Tuesday, May 24, 2011

Get a little angry


Last weekend, I returned to Queens University of Charlotte in North Carolina to read selections from EYES RIGHT and to participate on a panel about the publishing process.

Five others joined me on the publishing panel. Each had a different experience with specific lessons to share. One had usurped the entire agent process until after acceptance by a publisher; one discussed the process of finding an agent; another talked about soliciting and editing for an anthology.

I talked about the value of getting angry.

I told the story about how the initial rejection process of finding an agent after grad school only made me more determined...and a little angry...and compelled me to e-mail 20 query letters (19 to agents and 1 to the University of Nebraska Press) one Friday night when I was supposed to be packing for a vacation in Panama.

By Monday, the editor of Nebraska said she was interested in taking the project before the board for approval; the process, she explained would take several weeks. At least a dozen other agents asked me to e-mail the full manuscript, one of them even e-mailing early Saturday morning.

I never made it to Panama that week. I came down with the flu. But exactly one week from "getting angry" and sending out those 20 query letters, an agent called. I was in bed, nearly too sick to answer the phone, but the area code looked intriguing. I paced the house, as if miraculously cured of the flu, while he rambled on about what he liked about the book, which was mainly about how it had as much appeal to men as to women. I loved his impressive resume; he'd been an editor at several large houses before becoming an agent. I loved his enthusiasm. I needed his enthusiasm. Finally, someone outside of grad school professors and fellow writers was expressing a legitimacy about my work. I was so thirsty for this I'd have drank sand in the desert if it offered such a hint.
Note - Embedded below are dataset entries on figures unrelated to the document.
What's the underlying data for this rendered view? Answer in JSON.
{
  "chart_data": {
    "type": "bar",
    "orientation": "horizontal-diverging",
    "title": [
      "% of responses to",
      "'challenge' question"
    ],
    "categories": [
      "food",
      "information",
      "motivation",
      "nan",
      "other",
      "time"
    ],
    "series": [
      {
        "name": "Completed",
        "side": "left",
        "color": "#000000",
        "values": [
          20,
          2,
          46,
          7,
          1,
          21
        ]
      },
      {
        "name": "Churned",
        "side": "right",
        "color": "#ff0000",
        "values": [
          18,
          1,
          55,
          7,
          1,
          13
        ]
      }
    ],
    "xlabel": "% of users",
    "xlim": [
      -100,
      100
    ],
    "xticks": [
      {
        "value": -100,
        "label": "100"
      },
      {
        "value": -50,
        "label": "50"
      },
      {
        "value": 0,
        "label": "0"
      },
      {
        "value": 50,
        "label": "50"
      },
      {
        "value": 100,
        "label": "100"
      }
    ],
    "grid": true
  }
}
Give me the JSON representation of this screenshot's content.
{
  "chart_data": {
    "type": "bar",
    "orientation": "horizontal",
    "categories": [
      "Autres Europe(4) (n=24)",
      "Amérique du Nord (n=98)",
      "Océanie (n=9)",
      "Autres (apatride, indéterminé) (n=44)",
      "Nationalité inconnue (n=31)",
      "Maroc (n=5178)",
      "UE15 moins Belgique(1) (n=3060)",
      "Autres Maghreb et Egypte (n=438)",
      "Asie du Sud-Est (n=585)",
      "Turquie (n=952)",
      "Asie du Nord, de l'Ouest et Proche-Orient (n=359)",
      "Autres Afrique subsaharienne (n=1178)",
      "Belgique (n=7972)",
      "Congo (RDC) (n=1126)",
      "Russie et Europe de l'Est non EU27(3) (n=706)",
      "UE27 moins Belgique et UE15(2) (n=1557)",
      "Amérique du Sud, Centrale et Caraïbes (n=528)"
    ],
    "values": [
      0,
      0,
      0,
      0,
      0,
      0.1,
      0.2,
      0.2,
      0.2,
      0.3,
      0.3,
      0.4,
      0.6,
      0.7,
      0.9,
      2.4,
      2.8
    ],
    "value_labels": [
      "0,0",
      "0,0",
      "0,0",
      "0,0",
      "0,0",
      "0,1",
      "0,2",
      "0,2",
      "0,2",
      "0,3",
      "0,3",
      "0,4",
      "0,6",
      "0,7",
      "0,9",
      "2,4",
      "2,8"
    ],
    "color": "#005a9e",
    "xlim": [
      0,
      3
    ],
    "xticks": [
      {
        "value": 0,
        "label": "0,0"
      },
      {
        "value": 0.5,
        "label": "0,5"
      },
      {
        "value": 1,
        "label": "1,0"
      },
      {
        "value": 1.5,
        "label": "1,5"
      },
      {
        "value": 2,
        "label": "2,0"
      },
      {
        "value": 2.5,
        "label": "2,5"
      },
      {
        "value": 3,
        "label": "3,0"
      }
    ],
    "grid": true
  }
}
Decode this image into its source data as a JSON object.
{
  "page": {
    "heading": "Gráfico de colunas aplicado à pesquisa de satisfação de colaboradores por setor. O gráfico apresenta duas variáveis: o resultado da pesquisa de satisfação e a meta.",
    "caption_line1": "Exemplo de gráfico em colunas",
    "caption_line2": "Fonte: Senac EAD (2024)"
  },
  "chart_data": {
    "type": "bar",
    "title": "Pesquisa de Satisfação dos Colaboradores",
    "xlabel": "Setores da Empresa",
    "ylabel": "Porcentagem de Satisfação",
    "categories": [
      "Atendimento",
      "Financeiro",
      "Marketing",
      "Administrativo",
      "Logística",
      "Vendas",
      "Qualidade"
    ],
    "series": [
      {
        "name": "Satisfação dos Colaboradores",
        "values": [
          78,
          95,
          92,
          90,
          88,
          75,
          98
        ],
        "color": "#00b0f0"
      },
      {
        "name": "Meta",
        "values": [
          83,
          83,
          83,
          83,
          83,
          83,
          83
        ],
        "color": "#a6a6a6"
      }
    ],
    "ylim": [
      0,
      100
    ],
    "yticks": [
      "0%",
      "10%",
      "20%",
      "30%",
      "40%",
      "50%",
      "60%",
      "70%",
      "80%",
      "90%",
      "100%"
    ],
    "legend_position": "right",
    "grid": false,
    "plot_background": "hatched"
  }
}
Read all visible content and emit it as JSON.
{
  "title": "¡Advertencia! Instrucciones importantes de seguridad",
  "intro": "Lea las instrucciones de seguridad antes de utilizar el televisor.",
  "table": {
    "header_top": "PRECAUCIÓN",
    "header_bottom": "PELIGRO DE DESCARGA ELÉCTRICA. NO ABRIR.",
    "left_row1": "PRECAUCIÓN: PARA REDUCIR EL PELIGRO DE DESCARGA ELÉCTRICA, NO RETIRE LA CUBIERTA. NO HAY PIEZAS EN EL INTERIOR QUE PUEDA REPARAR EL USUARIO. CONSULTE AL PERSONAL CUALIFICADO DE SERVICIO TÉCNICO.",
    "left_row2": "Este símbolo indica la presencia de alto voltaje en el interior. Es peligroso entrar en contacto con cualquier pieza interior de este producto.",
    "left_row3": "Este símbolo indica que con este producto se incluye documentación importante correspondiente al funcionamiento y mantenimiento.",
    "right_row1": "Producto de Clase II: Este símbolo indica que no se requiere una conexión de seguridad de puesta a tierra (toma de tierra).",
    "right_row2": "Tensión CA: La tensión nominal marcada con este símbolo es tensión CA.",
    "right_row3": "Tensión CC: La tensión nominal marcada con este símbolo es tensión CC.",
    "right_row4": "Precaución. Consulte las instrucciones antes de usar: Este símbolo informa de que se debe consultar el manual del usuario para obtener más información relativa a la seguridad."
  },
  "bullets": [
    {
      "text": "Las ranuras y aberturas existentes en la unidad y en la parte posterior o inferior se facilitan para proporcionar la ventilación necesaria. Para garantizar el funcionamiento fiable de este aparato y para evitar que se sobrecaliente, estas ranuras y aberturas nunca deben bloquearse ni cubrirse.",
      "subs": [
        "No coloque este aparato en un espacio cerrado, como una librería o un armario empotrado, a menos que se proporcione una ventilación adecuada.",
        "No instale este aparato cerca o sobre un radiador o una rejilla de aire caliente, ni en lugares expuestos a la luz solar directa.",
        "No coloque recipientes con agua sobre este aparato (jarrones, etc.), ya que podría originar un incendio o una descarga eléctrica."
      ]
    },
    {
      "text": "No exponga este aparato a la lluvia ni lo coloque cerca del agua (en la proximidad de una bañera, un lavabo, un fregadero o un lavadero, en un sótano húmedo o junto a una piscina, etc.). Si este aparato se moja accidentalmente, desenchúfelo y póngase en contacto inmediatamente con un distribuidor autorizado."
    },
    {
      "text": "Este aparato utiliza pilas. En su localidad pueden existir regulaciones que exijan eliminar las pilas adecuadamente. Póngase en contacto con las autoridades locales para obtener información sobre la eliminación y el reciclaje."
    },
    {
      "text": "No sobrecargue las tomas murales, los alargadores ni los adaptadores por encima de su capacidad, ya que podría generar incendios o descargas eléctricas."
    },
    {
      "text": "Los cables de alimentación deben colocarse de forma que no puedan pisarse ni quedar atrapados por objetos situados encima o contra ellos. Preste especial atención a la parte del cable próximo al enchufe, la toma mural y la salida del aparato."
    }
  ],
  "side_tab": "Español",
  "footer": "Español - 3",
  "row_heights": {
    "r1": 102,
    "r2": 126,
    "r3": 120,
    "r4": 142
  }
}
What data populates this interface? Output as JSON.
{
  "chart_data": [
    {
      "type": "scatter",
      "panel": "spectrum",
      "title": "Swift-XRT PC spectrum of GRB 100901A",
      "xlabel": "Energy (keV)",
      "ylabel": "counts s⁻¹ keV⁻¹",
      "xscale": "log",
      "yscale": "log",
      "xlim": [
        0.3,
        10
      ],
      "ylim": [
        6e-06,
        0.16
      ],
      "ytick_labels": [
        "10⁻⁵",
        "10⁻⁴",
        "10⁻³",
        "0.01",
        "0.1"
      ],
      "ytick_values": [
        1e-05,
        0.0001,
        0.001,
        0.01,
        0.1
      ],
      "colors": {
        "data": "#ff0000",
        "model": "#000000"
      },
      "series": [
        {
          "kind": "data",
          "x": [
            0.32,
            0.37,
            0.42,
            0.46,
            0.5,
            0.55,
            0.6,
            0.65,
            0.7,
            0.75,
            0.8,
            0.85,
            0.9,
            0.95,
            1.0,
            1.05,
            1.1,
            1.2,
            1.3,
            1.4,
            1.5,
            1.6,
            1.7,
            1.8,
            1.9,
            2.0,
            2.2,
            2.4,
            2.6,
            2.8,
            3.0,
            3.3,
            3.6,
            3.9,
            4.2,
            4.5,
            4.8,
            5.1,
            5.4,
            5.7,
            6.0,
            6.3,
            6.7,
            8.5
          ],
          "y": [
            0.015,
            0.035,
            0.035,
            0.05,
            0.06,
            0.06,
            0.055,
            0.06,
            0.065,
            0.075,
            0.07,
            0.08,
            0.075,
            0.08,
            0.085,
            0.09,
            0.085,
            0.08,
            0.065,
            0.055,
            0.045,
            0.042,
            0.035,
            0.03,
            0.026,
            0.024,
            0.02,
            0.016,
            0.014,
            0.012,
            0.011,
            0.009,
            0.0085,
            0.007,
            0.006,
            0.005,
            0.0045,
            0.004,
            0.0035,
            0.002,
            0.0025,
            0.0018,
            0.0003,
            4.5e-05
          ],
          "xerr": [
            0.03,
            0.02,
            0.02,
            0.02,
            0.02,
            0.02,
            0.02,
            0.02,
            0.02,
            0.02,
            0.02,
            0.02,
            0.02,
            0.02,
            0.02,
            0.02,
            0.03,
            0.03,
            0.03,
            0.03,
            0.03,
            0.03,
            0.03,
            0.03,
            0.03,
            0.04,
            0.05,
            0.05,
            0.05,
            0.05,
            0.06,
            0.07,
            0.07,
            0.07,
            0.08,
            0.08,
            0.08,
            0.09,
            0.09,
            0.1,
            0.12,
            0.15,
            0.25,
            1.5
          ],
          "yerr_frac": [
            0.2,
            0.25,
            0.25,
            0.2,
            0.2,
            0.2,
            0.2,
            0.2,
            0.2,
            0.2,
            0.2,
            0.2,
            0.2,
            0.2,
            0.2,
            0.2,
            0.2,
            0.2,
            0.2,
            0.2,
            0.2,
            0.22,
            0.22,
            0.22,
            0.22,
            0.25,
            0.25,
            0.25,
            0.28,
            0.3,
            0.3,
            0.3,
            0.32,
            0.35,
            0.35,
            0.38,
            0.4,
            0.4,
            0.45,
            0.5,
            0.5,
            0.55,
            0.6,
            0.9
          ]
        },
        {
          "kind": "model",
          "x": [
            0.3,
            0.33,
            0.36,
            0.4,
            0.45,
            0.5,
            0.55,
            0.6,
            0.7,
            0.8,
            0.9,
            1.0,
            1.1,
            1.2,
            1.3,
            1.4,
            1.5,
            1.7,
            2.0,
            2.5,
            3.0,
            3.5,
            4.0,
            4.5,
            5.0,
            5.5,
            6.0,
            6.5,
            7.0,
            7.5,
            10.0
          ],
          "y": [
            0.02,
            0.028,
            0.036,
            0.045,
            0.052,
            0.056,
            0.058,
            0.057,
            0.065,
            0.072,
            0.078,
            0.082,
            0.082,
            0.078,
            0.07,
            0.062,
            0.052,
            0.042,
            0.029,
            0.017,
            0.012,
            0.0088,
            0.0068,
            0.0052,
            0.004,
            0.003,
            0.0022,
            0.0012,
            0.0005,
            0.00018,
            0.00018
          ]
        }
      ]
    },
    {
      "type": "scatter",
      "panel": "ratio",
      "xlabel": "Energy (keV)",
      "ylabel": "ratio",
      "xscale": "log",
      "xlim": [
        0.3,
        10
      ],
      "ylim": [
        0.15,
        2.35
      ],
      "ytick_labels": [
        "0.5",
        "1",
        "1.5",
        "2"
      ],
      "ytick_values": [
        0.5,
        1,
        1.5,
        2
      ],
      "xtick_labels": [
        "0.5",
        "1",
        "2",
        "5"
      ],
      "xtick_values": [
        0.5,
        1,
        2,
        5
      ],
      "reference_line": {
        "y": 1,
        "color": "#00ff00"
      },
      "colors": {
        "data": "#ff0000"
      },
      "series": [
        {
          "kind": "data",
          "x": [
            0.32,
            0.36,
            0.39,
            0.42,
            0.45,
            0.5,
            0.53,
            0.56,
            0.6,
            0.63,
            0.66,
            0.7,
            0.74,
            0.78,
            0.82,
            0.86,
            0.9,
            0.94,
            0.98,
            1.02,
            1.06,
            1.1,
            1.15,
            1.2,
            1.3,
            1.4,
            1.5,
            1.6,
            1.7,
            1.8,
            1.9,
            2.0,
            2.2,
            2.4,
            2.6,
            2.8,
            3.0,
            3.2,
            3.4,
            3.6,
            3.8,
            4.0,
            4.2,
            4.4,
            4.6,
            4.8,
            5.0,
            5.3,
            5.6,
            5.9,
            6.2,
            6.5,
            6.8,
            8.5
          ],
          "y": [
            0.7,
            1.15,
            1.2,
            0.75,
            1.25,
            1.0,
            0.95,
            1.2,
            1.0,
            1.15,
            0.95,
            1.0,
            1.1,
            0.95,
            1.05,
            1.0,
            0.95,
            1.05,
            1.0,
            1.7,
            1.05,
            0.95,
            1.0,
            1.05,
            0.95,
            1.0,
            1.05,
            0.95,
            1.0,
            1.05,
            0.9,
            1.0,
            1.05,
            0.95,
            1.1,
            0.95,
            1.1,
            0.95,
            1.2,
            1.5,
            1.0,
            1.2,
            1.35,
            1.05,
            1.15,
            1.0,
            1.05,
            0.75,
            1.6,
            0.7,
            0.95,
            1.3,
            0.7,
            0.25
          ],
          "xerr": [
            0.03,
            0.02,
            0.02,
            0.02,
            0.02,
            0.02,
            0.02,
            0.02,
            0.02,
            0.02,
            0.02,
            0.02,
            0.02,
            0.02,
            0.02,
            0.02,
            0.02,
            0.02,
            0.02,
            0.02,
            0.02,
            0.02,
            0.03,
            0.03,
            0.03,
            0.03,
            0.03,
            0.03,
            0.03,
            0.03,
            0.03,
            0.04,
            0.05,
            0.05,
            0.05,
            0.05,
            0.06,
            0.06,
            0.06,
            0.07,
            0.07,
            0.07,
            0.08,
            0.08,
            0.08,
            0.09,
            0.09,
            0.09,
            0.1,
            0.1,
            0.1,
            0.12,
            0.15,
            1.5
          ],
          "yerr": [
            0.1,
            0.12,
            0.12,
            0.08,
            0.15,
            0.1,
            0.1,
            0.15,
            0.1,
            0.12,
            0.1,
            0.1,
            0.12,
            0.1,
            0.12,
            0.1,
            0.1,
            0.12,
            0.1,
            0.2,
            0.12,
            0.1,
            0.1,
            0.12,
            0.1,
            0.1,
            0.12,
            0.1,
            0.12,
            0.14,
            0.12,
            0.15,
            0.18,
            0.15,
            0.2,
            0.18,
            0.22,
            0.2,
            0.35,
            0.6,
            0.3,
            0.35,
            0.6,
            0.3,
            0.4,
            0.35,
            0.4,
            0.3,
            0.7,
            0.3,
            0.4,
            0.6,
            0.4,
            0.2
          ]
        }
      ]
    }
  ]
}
You'd think the story would end there, right? That obtaining the agent led to a publishing contract. Nope. By the way, the Nebraska Press decided three weeks afterward to pass because it was backlogged with so many titles it would take years to release mine, and since I'd recently signed with an agent, the board didn't think it fair to hold me up.

Unfortunately, agents don't always have success selling the manuscripts they're passionate about. Turns out, my agent didn't even try. A few months after signing the contract with him, he decided we should hold the memoir, and that I should write a military novel, instead. So, like a good little Marine who follows orders, I did. And he came close to selling the novel. But only close.

Fast forward two years (it takes time to write a novel and revise that novel several times, you know) to when I discovered his photo and bio were missing from the agency website. Have I mentioned he was with one of the oldest, most prestigious agencies in New York? I called. He'd left the business, said his apologetic colleague. "He plans to contact each of his clients," she said. But he never did.

That night, I got angry, again. I got so angry that I sent an updated query letter to the new editor of the University of Nebraska Press, explaining that Nebraska once had interest in the memoir and that my agent, former agent, hadn't taken the book anywhere, after all. I asked if she'd take another look.

Yes, she e-mailed. The rest, as they say, is history. Three weeks later, she had unanimous support from the board, and EYES RIGHT was green-lighted for publication.

So my advice to grad school friends this past weekend was to get angry. More importantly, to put positive action behind that anger. No one is going to care about your success more than you. Not your spouse, believe it or not, not your children, not even your mother.

So, if not you, who?

It's okay to get a little angry. It's okay to feel passionate about your work. It's okay NOT to quit. In fact, I beg you not to quit.

You could be one query letter from success.

4 comments:

Susan Woodring said...

Wow, Tracy, what a story. I thought you told it well at the conference--and here you go, telling it even more vividly here. Incredibly inspiring!!

Tracy Crow said...

Thanks, Susan.

So great to see you at Queens. I'm still thinking about your fabulous reading and looking forward to the release of "Goliath" next spring!

Debbie Thurman said...

Yep, that's the Tracy I know and love.

Your agent story is definitely worse than mine (though mine is quirky), so I won't even go there.

I have traveled the long road of establishing a publishing imprint of my own over the past 12 years, as you know. That requires getting angry now and then, too. And sometimes I have to take "the boss" to task. LOL.

Go get 'em! I hope "Eyes Right" is a phenomenal success. Can't wait to read it.

Tracy Crow said...

Dear (role model) Debbie:

Thanks so much! :) You've been an inspiration for years.